Two soil sites were sampled randomly each plot in 20cm increments to a depth of 200cm at five growth stages ［sowing, before winter, jointing (before fertilization), flowering and maturity］ with a soil auger and the sample was obtained after mixing and frozen immediately. The procedure for treating sample was: (1) sifting after mixing the defrosted sample with a 2mm-sieve; (2) 5g each sample was weighted and was extracted in 0.05L of 0.01mol/L CaCl2 on a horizontal shaker for 0.5 hour; (3) Nmin were determined using an auto analyzer (AA3) after filtering. Soil water content each sample was measured as well.
Plant samples taken at jointing and maturity stage were oven dried at 70 degree up to a constant weight. The nitrogen content in plant tissue and grain were determined by the standard macro-Kjeldahl digestion method.

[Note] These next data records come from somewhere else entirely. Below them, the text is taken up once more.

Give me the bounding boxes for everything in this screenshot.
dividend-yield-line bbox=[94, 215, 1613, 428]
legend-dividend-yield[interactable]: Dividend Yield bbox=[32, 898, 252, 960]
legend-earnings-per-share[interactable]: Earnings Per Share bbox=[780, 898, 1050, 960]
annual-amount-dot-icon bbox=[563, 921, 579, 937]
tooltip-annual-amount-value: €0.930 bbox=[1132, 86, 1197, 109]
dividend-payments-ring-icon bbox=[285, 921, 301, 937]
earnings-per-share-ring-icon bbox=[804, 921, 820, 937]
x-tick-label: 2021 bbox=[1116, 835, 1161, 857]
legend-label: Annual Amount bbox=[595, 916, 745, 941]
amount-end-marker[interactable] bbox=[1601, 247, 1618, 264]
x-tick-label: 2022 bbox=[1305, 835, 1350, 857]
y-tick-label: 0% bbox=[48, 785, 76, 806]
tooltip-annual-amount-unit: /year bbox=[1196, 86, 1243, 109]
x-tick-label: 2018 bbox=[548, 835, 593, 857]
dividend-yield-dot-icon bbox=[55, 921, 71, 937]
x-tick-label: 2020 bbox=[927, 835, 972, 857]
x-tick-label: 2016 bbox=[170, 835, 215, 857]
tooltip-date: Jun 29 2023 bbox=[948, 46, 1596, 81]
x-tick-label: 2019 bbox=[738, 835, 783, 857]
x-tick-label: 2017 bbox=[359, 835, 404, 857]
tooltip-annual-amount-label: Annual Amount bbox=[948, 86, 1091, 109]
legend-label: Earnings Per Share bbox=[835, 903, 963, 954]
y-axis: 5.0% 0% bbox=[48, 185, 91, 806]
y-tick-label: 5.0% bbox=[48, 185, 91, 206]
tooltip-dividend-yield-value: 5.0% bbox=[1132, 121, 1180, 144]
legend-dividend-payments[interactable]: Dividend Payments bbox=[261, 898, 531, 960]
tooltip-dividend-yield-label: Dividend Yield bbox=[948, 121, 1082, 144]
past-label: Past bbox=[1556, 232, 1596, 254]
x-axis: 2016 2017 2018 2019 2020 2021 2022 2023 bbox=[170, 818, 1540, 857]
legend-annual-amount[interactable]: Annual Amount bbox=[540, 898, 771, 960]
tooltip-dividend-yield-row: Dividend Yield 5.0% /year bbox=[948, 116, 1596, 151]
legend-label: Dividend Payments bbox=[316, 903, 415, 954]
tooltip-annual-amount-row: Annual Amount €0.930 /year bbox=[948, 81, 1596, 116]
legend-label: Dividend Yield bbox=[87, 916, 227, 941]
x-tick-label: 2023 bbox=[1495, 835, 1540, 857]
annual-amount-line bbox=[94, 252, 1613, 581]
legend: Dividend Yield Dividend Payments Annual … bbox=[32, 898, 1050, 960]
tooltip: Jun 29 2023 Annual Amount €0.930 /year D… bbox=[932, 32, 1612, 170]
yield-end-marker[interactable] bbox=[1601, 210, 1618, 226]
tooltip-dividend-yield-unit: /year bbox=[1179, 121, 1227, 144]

It was showed that the amount of N accumulation in plant have no significant difference between treatments with applying nitrogen fertilizer. Grain yield and grain protein content were all elevated remarkably by applying nitrogen fertilizer compared with those of treatment CK; there was no significant difference of grain yield and grain protein content between treatment A2 and treatment B2 and B3. However, compared with those of treatment B2 and B3, treatment A2 increased nitrogen using efficiency and reduced residual soil NO－3-N and N losses. On the condition of the same rate of nitrogen fertilizer, increasing topdressing nitrogen rate clearly elevate grain yield, grain protein content and nitrogen using efficiency markedly. The results indicated that residual soil NO-3-N amount in treatment A1 and B1 accumulated higher than those in treatment CK at 80～100cm and 100～160cm soil layers at jointing stage, but that of treatment A2 have no significant difference compared with that of treatment CK at 0～200cm soil layers. At maturity stage, in treatments B2, B3 and A3 more residual soil NO^-₃-N were detected than those in treatment CK in 120～180cm soil layers, which could not be absorbed by roots of wheat, and lead to be eluviated easily. But soil NO-3-N accumulation amount in treatment A2 have no significant difference compared with that of treatment CK at 100～200cm soil layers. In conclusion, treatment A2, whose nitrogen fertilizer rate is 168 kg•hm^－2 and the ratio of base and topdressing is 1/3∶2/3, had higher grain yield and grain protein content, and heightened N using efficiency and minimized the risk of NO^-₃-N leaching, which will be one of the most appropriate nitrogen fertilizer applying regimes in wheat production in local region, China.